A utopia da revolução cubana

O autor cresceu em uma família de esquerda que admirava a revolução cubana, mas em uma visita à ilha em 1981, ele descobriu que não havia nem igualdade, nem um povo feliz

A utopia da revolução cubana
Havana, Cuba (Crédito: Joe Raedle/Getty Images)

No final de julho completaram-se 68 anos (uma vida) desde que um grupo de jovens militantes tentou tomar a sede do Regimento 1 “Antonio Maceo” em Santiago de Cuba, mais conhecido como o Quartel Moncada. Foi uma tentativa direta de derrubar a ditadura de Fulgencio Batista, sanguinário e corrupto déspota cubano, em linha com o grande número de autoritarismos patrimonialistas que se distribuíam por toda a América Latina.

Publicidade

O grupo era formado por jovens dirigentes de um dos históricos partidos políticos cubanos, o Partido Ortodoxo. Este grupo foi, junto com o Partido Autêntico, um dos dois partidos democráticos em Cuba na primeira metade do século passado. Não é fácil defini-lo, mas poderia ser classificado como liberal-desenvolvimentista. Em 1952, o ano anterior ao assalto ao quartel, o presidente de Cuba era Carlos Prío Socarrás, do Partido Autêntico, e nas eleições que deveriam ser realizadas em junho, poderia ter se concretizado qualquer um dos dois cenários possíveis: outra vitória dos Autênticos ou a alternância, abrindo a porta para os Ortodoxos. No entanto, nada disso aconteceu. Um golpe militar liderado por Batista tomou o poder em março, anulou as eleições e deu início a um regime autoritário e altamente repressivo na ilha.
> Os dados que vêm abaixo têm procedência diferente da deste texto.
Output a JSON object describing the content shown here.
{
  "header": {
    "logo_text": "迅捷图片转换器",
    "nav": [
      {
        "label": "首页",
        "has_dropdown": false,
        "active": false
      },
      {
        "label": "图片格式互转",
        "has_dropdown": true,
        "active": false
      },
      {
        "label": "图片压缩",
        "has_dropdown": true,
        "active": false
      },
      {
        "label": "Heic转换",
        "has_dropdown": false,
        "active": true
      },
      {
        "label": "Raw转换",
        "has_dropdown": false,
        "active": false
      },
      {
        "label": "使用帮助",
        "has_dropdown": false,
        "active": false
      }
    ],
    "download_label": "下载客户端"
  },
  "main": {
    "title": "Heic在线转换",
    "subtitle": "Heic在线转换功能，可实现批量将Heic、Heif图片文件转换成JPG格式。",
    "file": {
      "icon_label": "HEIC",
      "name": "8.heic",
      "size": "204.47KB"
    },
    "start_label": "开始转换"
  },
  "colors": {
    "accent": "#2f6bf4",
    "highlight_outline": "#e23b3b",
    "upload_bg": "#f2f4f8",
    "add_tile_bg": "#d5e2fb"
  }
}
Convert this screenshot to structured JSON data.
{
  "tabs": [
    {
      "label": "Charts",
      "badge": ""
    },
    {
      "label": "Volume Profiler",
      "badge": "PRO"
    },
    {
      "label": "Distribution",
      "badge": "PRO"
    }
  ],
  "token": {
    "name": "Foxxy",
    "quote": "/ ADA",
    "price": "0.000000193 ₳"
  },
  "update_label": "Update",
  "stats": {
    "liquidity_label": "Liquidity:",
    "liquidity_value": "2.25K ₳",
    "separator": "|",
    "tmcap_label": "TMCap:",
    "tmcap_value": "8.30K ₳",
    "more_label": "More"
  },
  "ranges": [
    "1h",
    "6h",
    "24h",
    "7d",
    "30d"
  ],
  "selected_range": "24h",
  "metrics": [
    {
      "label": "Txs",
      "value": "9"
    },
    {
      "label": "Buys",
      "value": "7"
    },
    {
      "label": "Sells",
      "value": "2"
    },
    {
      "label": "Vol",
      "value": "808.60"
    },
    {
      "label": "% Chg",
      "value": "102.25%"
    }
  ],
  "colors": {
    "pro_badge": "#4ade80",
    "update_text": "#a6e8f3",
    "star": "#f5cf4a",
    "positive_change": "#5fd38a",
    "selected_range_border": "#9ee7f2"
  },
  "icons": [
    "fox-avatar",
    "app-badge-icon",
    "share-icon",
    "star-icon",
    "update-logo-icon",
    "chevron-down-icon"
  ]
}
“A juventude dos partidos democráticos radicalizou-se na luta contra o regime e a repressão.”

A tomada do Quartel Moncada foi fruto desse processo de radicalização daquela juventude liberal de centro-esquerda, que decidiu partir para a ação a fim de enfraquecer a ditadura e recuperar a democracia.

O assalto terminou em um fracasso retumbante. Vários de seus membros foram capturados naquele mesmo dia e fuzilados quase imediatamente. A ditadura decretou estado de sítio e começou a caça aos líderes da tentativa, jovens dirigentes e militantes da juventude “ortodoxa”, a maioria dos quais foram capturados uma semana depois.

Publicidade

Fidel

Entre os presos estava um jovem advogado, liberal de centro-esquerda, que assumiu a própria defesa em um julgamento sem muitas garantias. O seu apelo, um texto que expõe argumentos a favor da democracia e da liberdade, tornou-se posteriormente famoso em um livro cujo título é “A história me absolverá”. Não fala de comunismo, nem mesmo de socialismo, mas de liberdade, injustiça, desigualdade, pobreza e da esperança de que um dia Cuba recupere a democracia para construir, em liberdade, um país mais igualitário. O que diria hoje um liberal progressista.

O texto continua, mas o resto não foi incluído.